Seandainya penyidik KPK juga mempunyai kemampuan seperti ini, rasanya KPK tidak perlu melakukan penyadapan dan operasi tangkap tangan.

Seperti menyadari kesalahannya, saksi verbal lisan saat ditanya oleh kuasa hukum terdakwa mengatakan, untuk mendatangkan terdakwa yang saat itu masih sebagai tersangka, dirinya cukup menggunakan telepon seluler melalui aplikasi Whatsapp.Hanya sekali yang pertama. Selebihnya melalui telepon, ungkapnya.

Ini hebat, karena penyidik AS dalam kerjanya sudah menggunakan kecanggihan teknologi online atau paperless (tanpa kertas). Bahkan sampai tindakan penahanan, tanpa ada sehelai kertas pun surat yang diterima tersangka maupun keluarganya.

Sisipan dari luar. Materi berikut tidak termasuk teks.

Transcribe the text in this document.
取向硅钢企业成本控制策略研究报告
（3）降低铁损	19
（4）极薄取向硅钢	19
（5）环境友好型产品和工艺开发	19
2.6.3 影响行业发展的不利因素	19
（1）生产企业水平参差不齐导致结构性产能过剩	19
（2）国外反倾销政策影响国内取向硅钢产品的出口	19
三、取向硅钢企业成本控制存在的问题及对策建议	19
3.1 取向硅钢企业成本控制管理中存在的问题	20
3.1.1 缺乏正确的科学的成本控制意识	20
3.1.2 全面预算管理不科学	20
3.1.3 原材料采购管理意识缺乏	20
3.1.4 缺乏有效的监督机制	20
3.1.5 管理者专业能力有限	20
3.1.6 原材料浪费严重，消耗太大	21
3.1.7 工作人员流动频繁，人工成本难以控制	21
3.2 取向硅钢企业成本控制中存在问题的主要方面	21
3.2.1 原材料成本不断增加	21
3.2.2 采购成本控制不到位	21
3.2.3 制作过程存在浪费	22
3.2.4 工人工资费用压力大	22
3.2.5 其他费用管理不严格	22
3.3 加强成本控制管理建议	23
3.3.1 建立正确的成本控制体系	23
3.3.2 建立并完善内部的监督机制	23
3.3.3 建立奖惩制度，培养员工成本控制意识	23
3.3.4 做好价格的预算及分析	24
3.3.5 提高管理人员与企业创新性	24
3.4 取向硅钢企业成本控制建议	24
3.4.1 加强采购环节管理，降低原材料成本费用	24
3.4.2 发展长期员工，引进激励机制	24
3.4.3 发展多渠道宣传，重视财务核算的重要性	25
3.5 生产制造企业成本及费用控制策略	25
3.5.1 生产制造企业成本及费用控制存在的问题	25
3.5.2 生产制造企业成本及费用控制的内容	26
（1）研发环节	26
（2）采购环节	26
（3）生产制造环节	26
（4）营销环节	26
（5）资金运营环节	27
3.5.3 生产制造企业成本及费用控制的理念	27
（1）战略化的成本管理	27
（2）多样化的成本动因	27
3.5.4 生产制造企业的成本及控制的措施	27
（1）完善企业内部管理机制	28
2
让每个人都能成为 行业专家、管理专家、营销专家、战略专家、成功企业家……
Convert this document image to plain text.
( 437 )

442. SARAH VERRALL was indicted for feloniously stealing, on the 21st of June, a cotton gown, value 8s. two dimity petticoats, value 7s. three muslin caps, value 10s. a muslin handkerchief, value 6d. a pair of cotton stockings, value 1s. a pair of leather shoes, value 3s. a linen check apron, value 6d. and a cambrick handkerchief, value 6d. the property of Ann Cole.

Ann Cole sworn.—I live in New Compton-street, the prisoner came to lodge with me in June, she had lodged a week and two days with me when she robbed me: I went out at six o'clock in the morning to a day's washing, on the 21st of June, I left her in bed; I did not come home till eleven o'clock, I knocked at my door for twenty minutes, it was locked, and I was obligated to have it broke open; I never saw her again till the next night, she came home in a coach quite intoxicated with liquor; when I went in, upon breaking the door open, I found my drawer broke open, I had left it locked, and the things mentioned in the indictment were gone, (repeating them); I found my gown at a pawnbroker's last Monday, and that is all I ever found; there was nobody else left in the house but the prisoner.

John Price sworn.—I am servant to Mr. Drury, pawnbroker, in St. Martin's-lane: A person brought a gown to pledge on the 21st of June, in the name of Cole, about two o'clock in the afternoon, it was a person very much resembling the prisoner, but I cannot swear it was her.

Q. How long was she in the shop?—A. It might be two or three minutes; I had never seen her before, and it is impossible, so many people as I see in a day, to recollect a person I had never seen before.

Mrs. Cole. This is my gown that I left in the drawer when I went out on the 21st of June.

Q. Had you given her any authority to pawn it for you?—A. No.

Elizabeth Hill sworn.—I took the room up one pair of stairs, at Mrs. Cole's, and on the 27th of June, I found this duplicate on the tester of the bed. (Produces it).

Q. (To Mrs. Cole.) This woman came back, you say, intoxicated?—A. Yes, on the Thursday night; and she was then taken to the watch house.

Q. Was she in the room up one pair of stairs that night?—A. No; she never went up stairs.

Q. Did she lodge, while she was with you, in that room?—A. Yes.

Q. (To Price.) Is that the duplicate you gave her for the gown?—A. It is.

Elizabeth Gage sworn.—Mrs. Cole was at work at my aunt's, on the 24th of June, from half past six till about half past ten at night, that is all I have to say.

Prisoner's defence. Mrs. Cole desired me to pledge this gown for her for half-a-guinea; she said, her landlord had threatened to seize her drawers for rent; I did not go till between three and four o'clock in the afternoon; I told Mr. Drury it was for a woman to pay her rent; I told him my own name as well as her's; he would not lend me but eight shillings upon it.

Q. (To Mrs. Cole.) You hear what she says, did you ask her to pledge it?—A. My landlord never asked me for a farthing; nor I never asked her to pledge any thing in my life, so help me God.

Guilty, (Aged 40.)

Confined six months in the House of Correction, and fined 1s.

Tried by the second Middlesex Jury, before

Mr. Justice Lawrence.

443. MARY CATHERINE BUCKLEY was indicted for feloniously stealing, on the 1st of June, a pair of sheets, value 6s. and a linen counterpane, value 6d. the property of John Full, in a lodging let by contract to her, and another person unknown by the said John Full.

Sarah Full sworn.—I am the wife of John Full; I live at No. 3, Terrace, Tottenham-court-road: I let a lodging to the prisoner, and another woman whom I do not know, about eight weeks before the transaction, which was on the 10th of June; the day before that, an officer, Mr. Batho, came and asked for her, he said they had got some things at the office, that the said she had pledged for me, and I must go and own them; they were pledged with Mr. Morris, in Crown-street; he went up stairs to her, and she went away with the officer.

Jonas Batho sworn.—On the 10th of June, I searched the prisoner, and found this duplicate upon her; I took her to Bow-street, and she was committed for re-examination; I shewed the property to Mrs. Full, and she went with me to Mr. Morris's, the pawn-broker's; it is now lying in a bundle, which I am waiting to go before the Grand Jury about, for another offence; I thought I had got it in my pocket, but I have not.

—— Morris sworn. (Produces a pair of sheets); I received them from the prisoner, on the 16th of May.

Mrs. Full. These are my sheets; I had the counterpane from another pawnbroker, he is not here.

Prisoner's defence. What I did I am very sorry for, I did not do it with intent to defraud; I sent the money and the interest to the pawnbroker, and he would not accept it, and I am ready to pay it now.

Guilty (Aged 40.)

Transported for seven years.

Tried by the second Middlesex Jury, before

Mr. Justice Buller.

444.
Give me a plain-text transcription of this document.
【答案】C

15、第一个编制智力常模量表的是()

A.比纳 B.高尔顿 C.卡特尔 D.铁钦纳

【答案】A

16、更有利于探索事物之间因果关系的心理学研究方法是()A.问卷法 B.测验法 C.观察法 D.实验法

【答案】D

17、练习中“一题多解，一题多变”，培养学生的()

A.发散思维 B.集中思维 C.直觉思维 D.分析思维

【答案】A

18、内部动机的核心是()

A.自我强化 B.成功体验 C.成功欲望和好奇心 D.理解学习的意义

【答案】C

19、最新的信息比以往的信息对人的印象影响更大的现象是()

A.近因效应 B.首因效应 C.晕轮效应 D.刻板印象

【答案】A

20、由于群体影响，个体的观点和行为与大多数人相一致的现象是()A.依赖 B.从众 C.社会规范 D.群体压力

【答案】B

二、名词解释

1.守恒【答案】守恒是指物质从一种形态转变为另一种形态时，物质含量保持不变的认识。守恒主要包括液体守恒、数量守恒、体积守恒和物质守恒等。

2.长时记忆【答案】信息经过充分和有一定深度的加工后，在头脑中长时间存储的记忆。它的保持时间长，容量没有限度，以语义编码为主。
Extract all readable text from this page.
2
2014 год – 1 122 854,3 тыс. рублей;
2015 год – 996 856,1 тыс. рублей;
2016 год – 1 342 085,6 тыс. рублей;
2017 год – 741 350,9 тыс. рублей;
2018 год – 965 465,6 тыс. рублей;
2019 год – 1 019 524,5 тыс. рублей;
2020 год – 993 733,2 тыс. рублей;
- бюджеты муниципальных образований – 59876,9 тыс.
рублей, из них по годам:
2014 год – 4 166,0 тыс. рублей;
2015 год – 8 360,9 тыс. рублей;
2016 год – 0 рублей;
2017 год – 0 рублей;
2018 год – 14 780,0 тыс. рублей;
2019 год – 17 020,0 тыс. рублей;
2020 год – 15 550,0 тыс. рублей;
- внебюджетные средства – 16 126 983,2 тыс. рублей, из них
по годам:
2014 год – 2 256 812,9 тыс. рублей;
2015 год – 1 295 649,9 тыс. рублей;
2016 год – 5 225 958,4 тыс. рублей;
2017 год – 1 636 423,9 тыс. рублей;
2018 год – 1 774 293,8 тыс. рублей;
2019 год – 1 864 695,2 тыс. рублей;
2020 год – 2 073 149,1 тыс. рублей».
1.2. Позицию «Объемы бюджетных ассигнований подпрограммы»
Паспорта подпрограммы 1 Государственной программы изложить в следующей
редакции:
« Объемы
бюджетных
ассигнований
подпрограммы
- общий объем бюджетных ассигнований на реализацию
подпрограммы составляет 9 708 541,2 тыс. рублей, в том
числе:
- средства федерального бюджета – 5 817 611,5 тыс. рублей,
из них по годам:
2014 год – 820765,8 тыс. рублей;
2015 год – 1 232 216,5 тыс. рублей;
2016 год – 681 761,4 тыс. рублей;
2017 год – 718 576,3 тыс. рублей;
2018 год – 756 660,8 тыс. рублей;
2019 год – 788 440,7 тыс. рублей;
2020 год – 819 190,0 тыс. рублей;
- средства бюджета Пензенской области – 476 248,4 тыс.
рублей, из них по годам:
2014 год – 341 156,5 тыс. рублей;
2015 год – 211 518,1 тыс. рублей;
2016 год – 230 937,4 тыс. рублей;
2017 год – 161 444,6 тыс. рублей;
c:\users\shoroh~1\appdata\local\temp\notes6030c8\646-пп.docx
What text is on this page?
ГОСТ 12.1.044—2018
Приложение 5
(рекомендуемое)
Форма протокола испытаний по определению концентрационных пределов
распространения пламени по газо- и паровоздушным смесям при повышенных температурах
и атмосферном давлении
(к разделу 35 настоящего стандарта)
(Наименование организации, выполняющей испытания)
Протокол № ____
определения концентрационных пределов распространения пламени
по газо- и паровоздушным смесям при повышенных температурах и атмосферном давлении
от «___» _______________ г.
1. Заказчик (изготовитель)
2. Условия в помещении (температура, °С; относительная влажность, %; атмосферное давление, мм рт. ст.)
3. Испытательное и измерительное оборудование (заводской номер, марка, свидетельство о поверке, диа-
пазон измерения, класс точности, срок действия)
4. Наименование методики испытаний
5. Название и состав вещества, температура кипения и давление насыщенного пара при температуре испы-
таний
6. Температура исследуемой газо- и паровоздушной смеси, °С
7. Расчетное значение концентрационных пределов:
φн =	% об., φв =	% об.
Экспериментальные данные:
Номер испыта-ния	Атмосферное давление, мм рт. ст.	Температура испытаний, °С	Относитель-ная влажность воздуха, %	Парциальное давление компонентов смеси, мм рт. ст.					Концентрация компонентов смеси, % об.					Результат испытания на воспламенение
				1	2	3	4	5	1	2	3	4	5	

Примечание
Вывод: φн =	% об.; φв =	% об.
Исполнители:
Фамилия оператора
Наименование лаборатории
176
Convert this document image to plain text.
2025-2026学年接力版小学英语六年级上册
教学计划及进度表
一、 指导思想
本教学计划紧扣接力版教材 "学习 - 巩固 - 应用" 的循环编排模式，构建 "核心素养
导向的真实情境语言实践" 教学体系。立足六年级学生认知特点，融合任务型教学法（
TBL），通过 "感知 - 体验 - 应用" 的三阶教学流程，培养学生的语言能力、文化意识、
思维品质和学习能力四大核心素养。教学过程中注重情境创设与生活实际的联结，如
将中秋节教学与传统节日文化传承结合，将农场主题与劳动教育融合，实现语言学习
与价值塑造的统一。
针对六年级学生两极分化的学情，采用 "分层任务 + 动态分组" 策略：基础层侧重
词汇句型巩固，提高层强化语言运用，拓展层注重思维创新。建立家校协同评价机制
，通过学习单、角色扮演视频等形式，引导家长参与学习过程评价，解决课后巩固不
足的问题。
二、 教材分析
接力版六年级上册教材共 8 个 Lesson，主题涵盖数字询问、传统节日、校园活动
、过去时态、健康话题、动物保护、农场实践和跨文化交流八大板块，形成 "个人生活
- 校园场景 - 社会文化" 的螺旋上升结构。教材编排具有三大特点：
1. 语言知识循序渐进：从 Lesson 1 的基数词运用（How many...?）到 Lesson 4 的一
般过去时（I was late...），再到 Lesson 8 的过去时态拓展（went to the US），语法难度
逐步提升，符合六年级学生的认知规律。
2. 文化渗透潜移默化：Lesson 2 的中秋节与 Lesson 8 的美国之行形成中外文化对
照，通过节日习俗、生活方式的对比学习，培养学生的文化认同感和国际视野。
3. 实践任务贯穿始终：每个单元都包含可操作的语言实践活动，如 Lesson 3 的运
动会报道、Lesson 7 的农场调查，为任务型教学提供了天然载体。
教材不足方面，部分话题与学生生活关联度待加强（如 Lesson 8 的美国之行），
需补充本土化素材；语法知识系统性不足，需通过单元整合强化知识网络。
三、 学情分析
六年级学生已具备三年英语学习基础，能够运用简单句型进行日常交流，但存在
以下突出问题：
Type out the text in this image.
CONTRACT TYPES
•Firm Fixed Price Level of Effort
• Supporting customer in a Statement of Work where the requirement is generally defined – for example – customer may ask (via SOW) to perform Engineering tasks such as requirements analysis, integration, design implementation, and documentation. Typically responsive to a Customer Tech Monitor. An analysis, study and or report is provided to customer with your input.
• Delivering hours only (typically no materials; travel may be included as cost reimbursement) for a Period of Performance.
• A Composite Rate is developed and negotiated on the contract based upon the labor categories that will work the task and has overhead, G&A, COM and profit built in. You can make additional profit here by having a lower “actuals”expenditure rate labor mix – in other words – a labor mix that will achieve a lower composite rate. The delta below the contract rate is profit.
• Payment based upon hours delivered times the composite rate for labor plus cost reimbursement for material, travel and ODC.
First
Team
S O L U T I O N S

Inovasi ini patut diapresiasi meskipun hingga berita ini diturunkan, Media Purna Polri belum menemukan dasar hukum tentang model kerja penyidik AS tersebut.

Dihubungi terpisah, Advokat Hari Tjahyono dari Kantor Hukum Hammurabi mengatakan, tidak bisa Kepolisian menetapkan tersangka tanpa melalui proses terlebih dahulu.

“Di dalam hukum pidana ada asas praduga tak bersalah. Tidak bisa Kepolisian menetapkan seseorang menjadi tersangka tanpa melalui tahapan yang benar dan didasari bukti permulaan yang cukup serta memenuhi unsur,” tutur Hari melalui sambungan telepon selulernya.

Lebih jauh, Hari menyarankan kuasa hukum terdakwa untuk melaporkan siapa saja yang terindikasi ada permainan atau melampaui kewenangannya.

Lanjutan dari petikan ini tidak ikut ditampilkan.